Me: Yes, perfect. That’s perfect. A great riff, Slash is a recognizable guy. This is the kind of shit I’ve been wanting you guys to do all along. Finally, it’s all coming together.
SBC: Yeah. And then we’ll have Fergie sing the song, close it out, and then we’ll shoot off some fireworks or some shit.
Me: Ah. And Fergie, we’re still talking about the transsexual from the Black Eyed Peas?
SBC: Yep.
Me: And the Black Eyed Peas is still not a band where any sort of singing happens, right?
SBC: They’re more..dance-y. More electronic, I guess.
Me: Okay. So how is Fergie, from the band that doesn’t require singing, going to sing not only A song, but one of the more difficult songs she could have picked from not only the entirety of popular music, but even from the Guns N’ Roses catalogue?
SBC: Well, we’re not going to worry about it.
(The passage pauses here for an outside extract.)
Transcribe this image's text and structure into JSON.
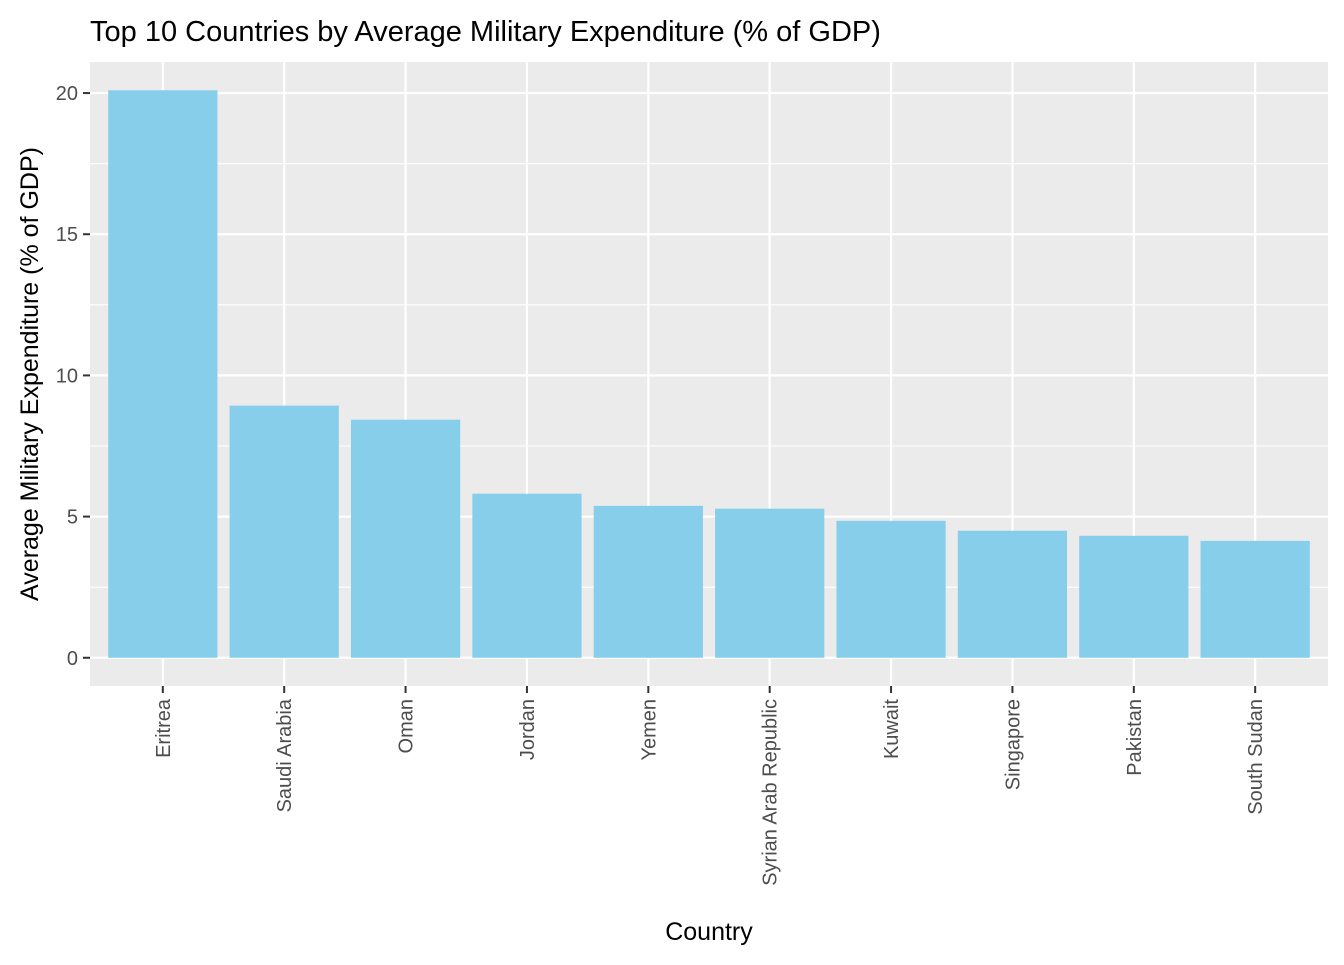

She’s a professional.
Me: Uh huh. And do we get our money back if she’s shit?
SBC: I don’t think it works that way.
Me: Is there any way we could lightly, delicately suggest she pick a song that doesn’t have so many, you know, notes and shit?
SBC: I think she’s committed to that one.
Me: Well, fuck me then. Okay, screw it. Let’s move onto discussing how gigantic you can blow up a Snickers banner without pixellating it.